A posthumous memoir by Martin Luther King Jr.’s widow, told via a journalist, minister, and longtime friend.
In an afterward, Reynolds, a journalist and friend to Coretta Scott King (1927-2006) and a former USA Today editorial board member, offers the “making of her memoir,” which required many recorded interviews since her first article about King for the Chicago Tribune in 1975, with their formal contract signed in 1997. Overall, the tone is as gracious, elegant, and soft-spoken as the legendary Southern lady and concert singer, who was born in the deeply segregated town of Heiberger, Alabama, where her black family was regularly terrorized by whites, including the burning of her house when she was 15 years old. Resilient and fearless due to the example of her harassed father, King was inculcated in the Mount Tabor AME Zion church, where her grandfathers were leaders. Attending the Lincoln missionary school, she found her “escape route” from the South in multicultural Antioch College (Ohio), then followed her passion for classical music to the New England Conservatory, in Boston, where she met the “too short” and unprepossessing minister from Atlanta, MLK Jr.

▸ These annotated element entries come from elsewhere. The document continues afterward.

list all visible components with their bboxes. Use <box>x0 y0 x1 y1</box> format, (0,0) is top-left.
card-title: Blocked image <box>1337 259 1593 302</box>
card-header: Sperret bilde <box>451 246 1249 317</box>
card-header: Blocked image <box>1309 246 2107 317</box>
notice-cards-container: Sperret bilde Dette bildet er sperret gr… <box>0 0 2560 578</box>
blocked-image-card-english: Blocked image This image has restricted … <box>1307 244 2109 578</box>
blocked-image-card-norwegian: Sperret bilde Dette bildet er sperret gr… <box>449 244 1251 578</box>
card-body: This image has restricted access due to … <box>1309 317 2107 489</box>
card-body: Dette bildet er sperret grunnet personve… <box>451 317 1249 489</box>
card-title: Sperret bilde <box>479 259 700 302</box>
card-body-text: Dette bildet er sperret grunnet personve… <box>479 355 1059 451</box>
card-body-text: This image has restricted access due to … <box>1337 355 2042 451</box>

Coretta wanted to be a concert singer and live comfortably in the North, while Martin wanted her to be his wife and have children and move to Montgomery to fight desegregation with nonviolence. Eventually, she came around to embrace his ideals. While her memoir is very much her own journey, it is also about her collaboration with her husband, and she insists they both had a calling by God: “God appeared to have appointed Martin and me…to become the messengers.” The author does not countenance rumors that her husband was unfaithful, insisting that the FBI planted evidence as a smear campaign. In the end, her four children and her “fifth child,” the Martin Luther King Jr. Center for Nonviolent Social Change, in Atlanta, remain her greatest legacies.
A touching memoir from an important figure in the civil rights movement.